Black Blocs : la violence comme un des beaux-arts

Chacun le sait désormais : Le « Schwarzer Block », d’abord apparu à Berlin-Ouest pendant l'hiver de 1980 contre les policiers qui vidaient les squats, est devenu "Black Bloc" après les événements de Seattle, dix ans plus tard.

Regroupements éphémères d’individus, reliés par les réseaux sociaux, porté par une espèce de romantisme révolutionnaire, c’est un précipité d’anarchistes, d’écologistes, de communistes revanchards ou de militants sexuels qui ont tous en commun de récuser la démocratie, ce qui ne les empêche pourtant pas de condamner le fascisme ! On les retrouve en juillet 2001 lors du G8 à Gênes, le 4 avril 2009 au sommet de l'OTAN à Strasbourg.

À leur avantage, l’attention médiatique qu’ils engendrent. Les manifestations paisibles intéressent moins les journalistes. Le mouvement est indissociable des réseaux sociaux : censure inopérante, mobilité, communication en temps réel. Ils permettent des actions spontanées là où des occasions apparaissent, ils se font et se défont à l’image des regroupements tout en offrant une identité. Par les réseaux sociaux, les activistes deviennent ainsi membres d’une communauté pourtant volatile par définition.

Devant la 23e chambre correctionnelle, le profil de ces activistes était édifiant. Aucun n’était en rupture avec la société. Un consultant au revenu mensuel de 4.200 €, une directrice de production dans le cinéma, un cuisinier, des étudiants en sciences, en histoire ou en psychologie, un cadreur… Bref, une jeunesse issue de milieu sociaux privilégiés. Aux trois catégories traditionnelles des manifestants (militants, sympathisants et indignés) vient s’ajouter, avec le Black Bloc, celle des esthètes de la violence.

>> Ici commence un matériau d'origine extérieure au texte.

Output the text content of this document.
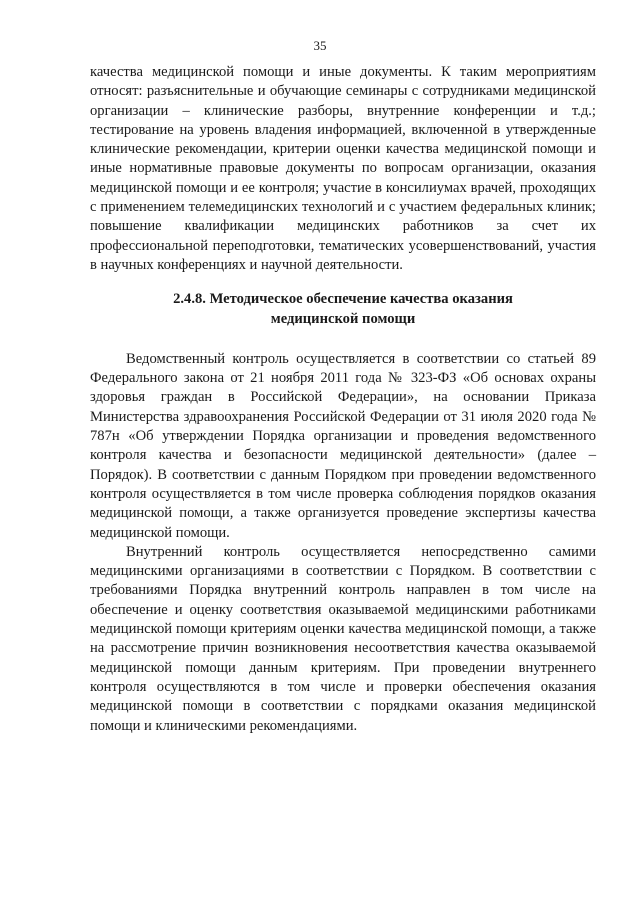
35

качества медицинской помощи и иные документы. К таким мероприятиям относят: разъяснительные и обучающие семинары с сотрудниками медицинской организации – клинические разборы, внутренние конференции и т.д.; тестирование на уровень владения информацией, включенной в утвержденные клинические рекомендации, критерии оценки качества медицинской помощи и иные нормативные правовые документы по вопросам организации, оказания медицинской помощи и ее контроля; участие в консилиумах врачей, проходящих с применением телемедицинских технологий и с участием федеральных клиник; повышение квалификации медицинских работников за счет их профессиональной переподготовки, тематических усовершенствований, участия в научных конференциях и научной деятельности.

2.4.8. Методическое обеспечение качества оказания
медицинской помощи

Ведомственный контроль осуществляется в соответствии со статьей 89 Федерального закона от 21 ноября 2011 года № 323-ФЗ «Об основах охраны здоровья граждан в Российской Федерации», на основании Приказа Министерства здравоохранения Российской Федерации от 31 июля 2020 года № 787н «Об утверждении Порядка организации и проведения ведомственного контроля качества и безопасности медицинской деятельности» (далее – Порядок). В соответствии с данным Порядком при проведении ведомственного контроля осуществляется в том числе проверка соблюдения порядков оказания медицинской помощи, а также организуется проведение экспертизы качества медицинской помощи.

Внутренний контроль осуществляется непосредственно самими медицинскими организациями в соответствии с Порядком. В соответствии с требованиями Порядка внутренний контроль направлен в том числе на обеспечение и оценку соответствия оказываемой медицинскими работниками медицинской помощи критериям оценки качества медицинской помощи, а также на рассмотрение причин возникновения несоответствия качества оказываемой медицинской помощи данным критериям. При проведении внутреннего контроля осуществляются в том числе и проверки обеспечения оказания медицинской помощи в соответствии с порядками оказания медицинской помощи и клиническими рекомендациями.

Sous une revendication bidon, mais qui se réclame de la gauche progressiste pour se garantir la sympathie des médias, il s’agit d’une catharsis, d’un défoulement collectif comme compensation dans nos sociétés émollientes à un avenir tracé et sans surprise d’appartenance à la moyenne classe bourgeoise. L’aventure permet au casseur d’exister pleinement dans un moment éphémère mais paroxystique, de s’apparenter à une communauté qui vit une geste héroïque et, enfin, d’être magnifié dans les médias.

De surcroît, elle est sans risque : on moleste un peu, mais on ne tue pas, on casse ou on brûle, avec la relaxe la plupart du temps si, par malheur, on se fait prendre. Rien à voir avec les luttes armée des groupes terroristes tueurs d’extrême gauche des années 1970. Sous une autre forme, c’est la même impulsion qui anime les cadres sup lorsqu’ils se déguisent en Hells Angels le week-end pour rouler en Harley. Ce qui n’empêche pas certains sociologues d’expliquer sans rire que c’est une violence dirigée contre les symboles du capitalisme. Il serait sûrement plus juste d’y discerner une sorte de performance artistique. Cet esthétisme de la violence était déjà le thème du livre et du film Orange mécanique.

Quant aux résultats, les effets contre-productifs sont tels que c’est à se demander si le curriculum caché de ces crétins en mal d’existence n’est pas, au contraire, de servir le patronat, le capitalisme et cette bourgeoisie qu’ils affirment abhorrer mais à laquelle ils appartiennent pleinement. Car les véritables dindons de la farce, ce sont les vrais laissés-pour-compte. Ce sont les petits, les sans-grade, aux fins de mois difficiles, qui n’ont pas eu la chance de pouvoir faire des études ou de pouvoir compter sur une famille aisée et qui, ingénument, s’imaginent être dans le même camp.